Follow the principles below to decide on your incremental strategy:
- (Applies to relational table sources) Does your source system capture last update date/time accurately in the source record that change? If so, extracting based on this column would be the best idea. Now, your extract mapping may have used 2 or 3 different source tables. Decide which one is primary and which ones are secondary. The last update date on the primary table goes to the CHANGED_ON_DT column in the stage table. The same from the other two tables go to one of the auxiliary changed on date column in the stage table. If you design your extract mapping this way, you are almost done. Just make sure you add the filter criteria “primary_table.last_update_date >= LAST_EXTRACT_DATE parameter”. The value of this parameter is usually maintained within the ETL orchestration layer.

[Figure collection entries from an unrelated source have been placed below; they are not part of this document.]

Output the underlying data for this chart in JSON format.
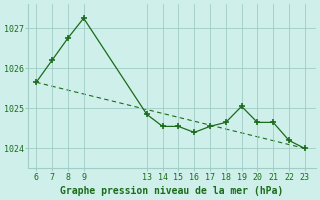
{
  "x": [
    6,
    7,
    8,
    9,
    13,
    14,
    15,
    16,
    17,
    18,
    19,
    20,
    21,
    22,
    23
  ],
  "y": [
    1025.65,
    1026.2,
    1026.75,
    1027.25,
    1024.85,
    1024.55,
    1024.55,
    1024.4,
    1024.55,
    1024.65,
    1025.05,
    1024.65,
    1024.65,
    1024.2,
    1024.0
  ],
  "trend_x": [
    6,
    23
  ],
  "trend_y": [
    1025.65,
    1024.0
  ],
  "xticks": [
    6,
    7,
    8,
    9,
    13,
    14,
    15,
    16,
    17,
    18,
    19,
    20,
    21,
    22,
    23
  ],
  "yticks": [
    1024,
    1025,
    1026,
    1027
  ],
  "ylim": [
    1023.5,
    1027.6
  ],
  "xlim": [
    5.5,
    23.7
  ],
  "line_color": "#1a6b1a",
  "marker_color": "#1a6b1a",
  "bg_color": "#cff0ea",
  "grid_color": "#a0ccc6",
  "xlabel": "Graphe pression niveau de la mer (hPa)"
}
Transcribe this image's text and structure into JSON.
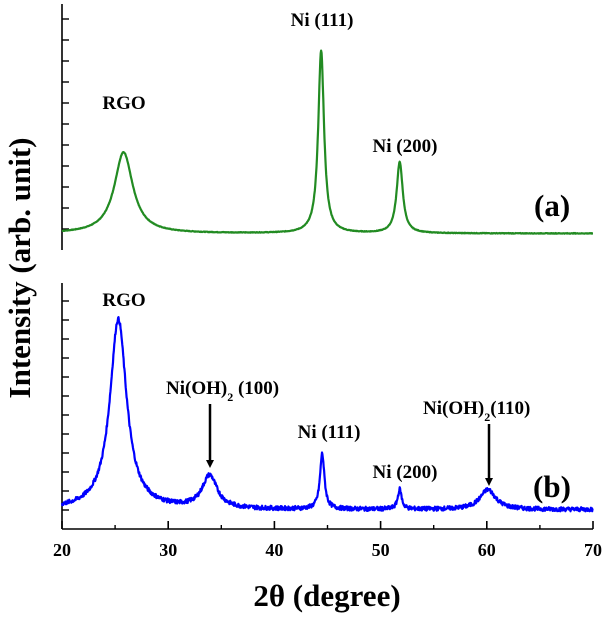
{
  "chart_data": {
    "type": "line",
    "xlabel_main": "2θ",
    "xlabel_rest": " (degree)",
    "ylabel": "Intensity (arb. unit)",
    "xlim": [
      20,
      70
    ],
    "xticks": [
      "20",
      "30",
      "40",
      "50",
      "60",
      "70"
    ],
    "grid": false,
    "panels": [
      {
        "panel_label": "(a)",
        "color": "#228b22",
        "baseline": 0.1,
        "noise": 0.004,
        "peaks": [
          {
            "center": 25.8,
            "height": 0.56,
            "width": 1.05,
            "label": "RGO"
          },
          {
            "center": 44.4,
            "height": 1.26,
            "width": 0.33,
            "label": "Ni (111)"
          },
          {
            "center": 51.8,
            "height": 0.49,
            "width": 0.35,
            "label": "Ni (200)"
          }
        ],
        "annotations": [
          {
            "text": "RGO",
            "x": 25.8
          },
          {
            "text": "Ni (111)",
            "x": 44.4
          },
          {
            "text": "Ni (200)",
            "x": 51.8
          }
        ]
      },
      {
        "panel_label": "(b)",
        "color": "#0000ff",
        "baseline": 0.08,
        "noise": 0.03,
        "peaks": [
          {
            "center": 25.3,
            "height": 1.34,
            "width": 0.95,
            "label": "RGO"
          },
          {
            "center": 33.9,
            "height": 0.23,
            "width": 0.85,
            "label": "Ni(OH)2 (100)"
          },
          {
            "center": 44.5,
            "height": 0.39,
            "width": 0.25,
            "label": "Ni (111)"
          },
          {
            "center": 51.8,
            "height": 0.14,
            "width": 0.22,
            "label": "Ni (200)"
          },
          {
            "center": 60.1,
            "height": 0.14,
            "width": 0.9,
            "label": "Ni(OH)2(110)"
          }
        ],
        "annotations": [
          {
            "text": "RGO",
            "x": 25.3
          },
          {
            "text": "Ni (111)",
            "x": 44.5
          },
          {
            "text": "Ni (200)",
            "x": 51.8
          }
        ],
        "arrows": [
          {
            "text_main": "Ni(OH)",
            "sub": "2",
            "text_rest": " (100)",
            "x": 33.9
          },
          {
            "text_main": "Ni(OH)",
            "sub": "2",
            "text_rest": "(110)",
            "x": 60.1
          }
        ]
      }
    ]
  }
}
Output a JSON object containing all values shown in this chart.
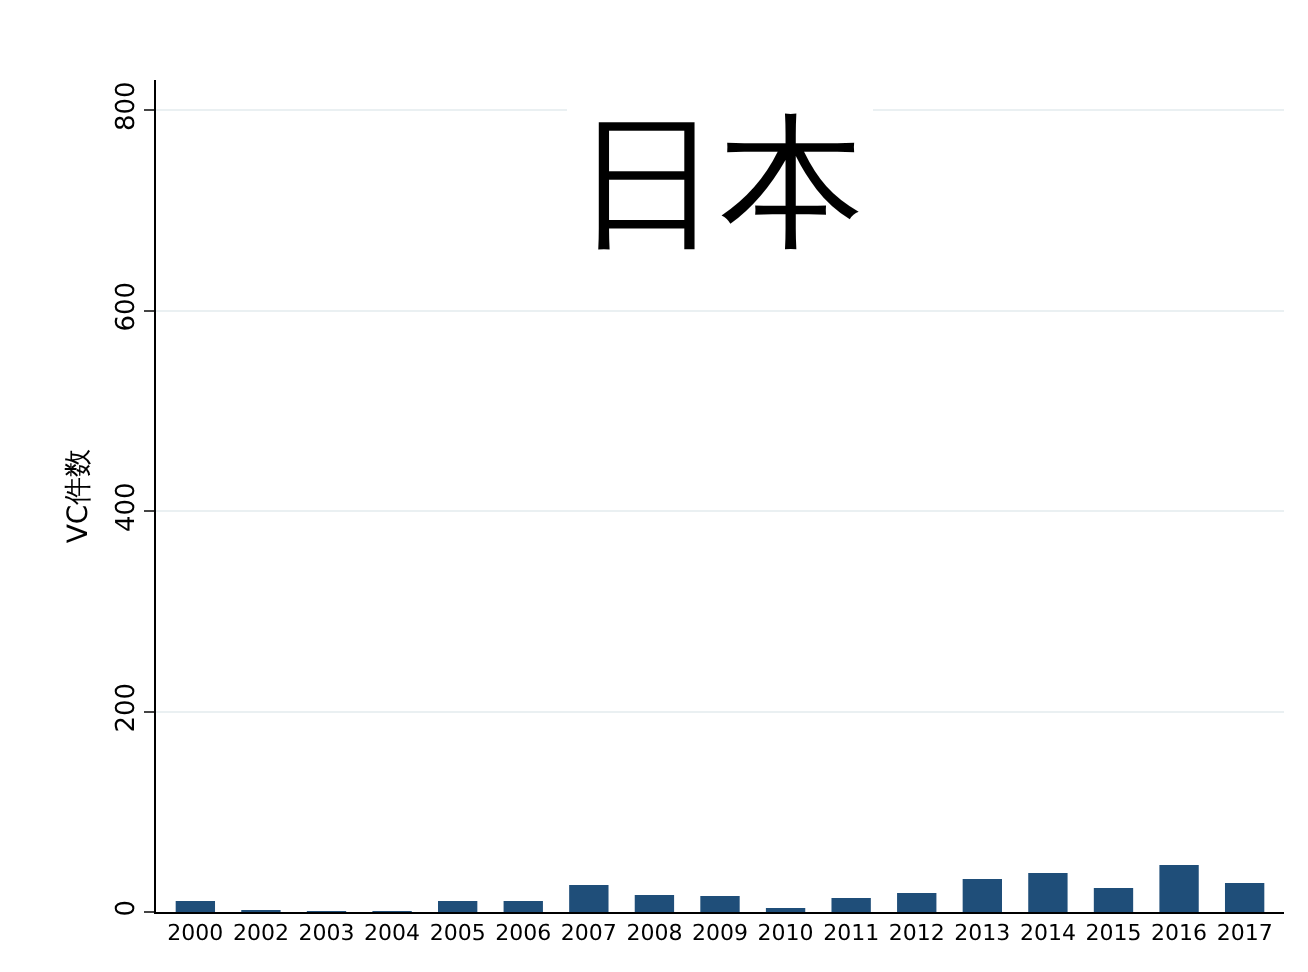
{
  "chart_data": {
    "type": "bar",
    "title": "日本",
    "ylabel": "VC件数",
    "categories": [
      "2000",
      "2002",
      "2003",
      "2004",
      "2005",
      "2006",
      "2007",
      "2008",
      "2009",
      "2010",
      "2011",
      "2012",
      "2013",
      "2014",
      "2015",
      "2016",
      "2017"
    ],
    "values": [
      11,
      2,
      1,
      1,
      11,
      11,
      27,
      17,
      16,
      4,
      14,
      19,
      33,
      39,
      24,
      47,
      29
    ],
    "color": "#1f4e79",
    "ylim": [
      0,
      830
    ],
    "yticks": [
      0,
      200,
      400,
      600,
      800
    ],
    "grid": "y",
    "legend": false
  }
}
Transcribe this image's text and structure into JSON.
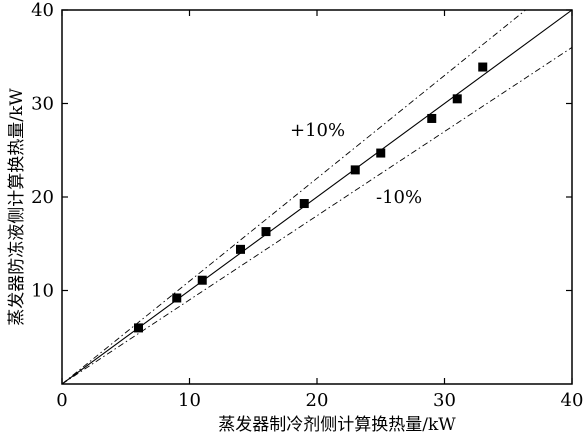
{
  "chart_data": {
    "type": "scatter",
    "title": "",
    "xlabel": "蒸发器制冷剂侧计算换热量/kW",
    "ylabel": "蒸发器防冻液侧计算换热量/kW",
    "xlim": [
      0,
      40
    ],
    "ylim": [
      0,
      40
    ],
    "x_ticks": [
      "0",
      "10",
      "20",
      "30",
      "40"
    ],
    "y_ticks": [
      "10",
      "20",
      "30",
      "40"
    ],
    "grid": false,
    "legend": "none",
    "series": [
      {
        "x": [
          6,
          9,
          11,
          14,
          16,
          19,
          23,
          25,
          29,
          31,
          33
        ],
        "y": [
          6.0,
          9.2,
          11.1,
          14.4,
          16.3,
          19.3,
          22.9,
          24.7,
          28.4,
          30.5,
          33.9
        ]
      }
    ],
    "reference_lines": [
      {
        "label": "",
        "slope": 1.0,
        "style": "solid"
      },
      {
        "label": "+10%",
        "slope": 1.1,
        "style": "dash-dot"
      },
      {
        "label": "-10%",
        "slope": 0.9,
        "style": "dash-dot"
      }
    ],
    "marker_color": "#000000"
  }
}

- (Applies to CSV file sources) Assuming there is a mechanism which you can trust that gives you the delta file during each incremental load; does the ‘delta’ file come with a changed value of system dates? If yes, you’re OK. But if not, then you should add an extra piece of logic in the out of the box SDE_Universal** mappings that sets SESSSTARTTIME to one of the system date columns. This will force an update (when possible) no matter what.
- (Applies to CSV file sources) If there are no mechanisms to easily give your delta file during incremental, and it seems easier to get a complete ‘dump’ every time, you have actually couple of choices:
a. Pass the whole file in every load, but run true incremental loads. Note that this is not an option for large dimensions or facts.
b. Pass the whole file each time and run full load always.
c. Do something at the back-office to process the files and produce the ‘delta’ file yourselves.
The choices (a) and (b) may sound a bad idea, but we’ve seen it to be a worthwhile solution compared to (c), if the source data volume is not very high. For an HR Analytics implementation (as an example), this could be OK as long as your employee strength is no more than 5000 and you have no more than 5 years of data. The benchmark might be different for a Financial Analytics implementation.
The choice (c) is more involved but produces best results. The idea is simple. You store the last image of the full file that your source gave you [call ‘A’]. You get your new full file today [call ‘B’]. Compare A & B. There are quite a few data-diff software available in the market, or better if you could write a Perl or python script on your own. The result of this script should be a new delta file [call ‘C’] that has the lines copied from B that has changed as compared to A. Use this new file C as your delta data for your incremental runs. Also, discard A and rename B as A, thereby getting ready for the next batch.
Having said that, it is worthwhile to re-iterate that the “Persisted Staging” is a better approach as it is simpler and uses the ETL logic to do the comparison. Oracle BI Applications have used this technique in HR adaptors for E-Business Suite and PeopleSoft, in case you wanted to refer to them.
If there are other options not considered here, by all means, try them out. This list is not comprehensive, it is rather indicative.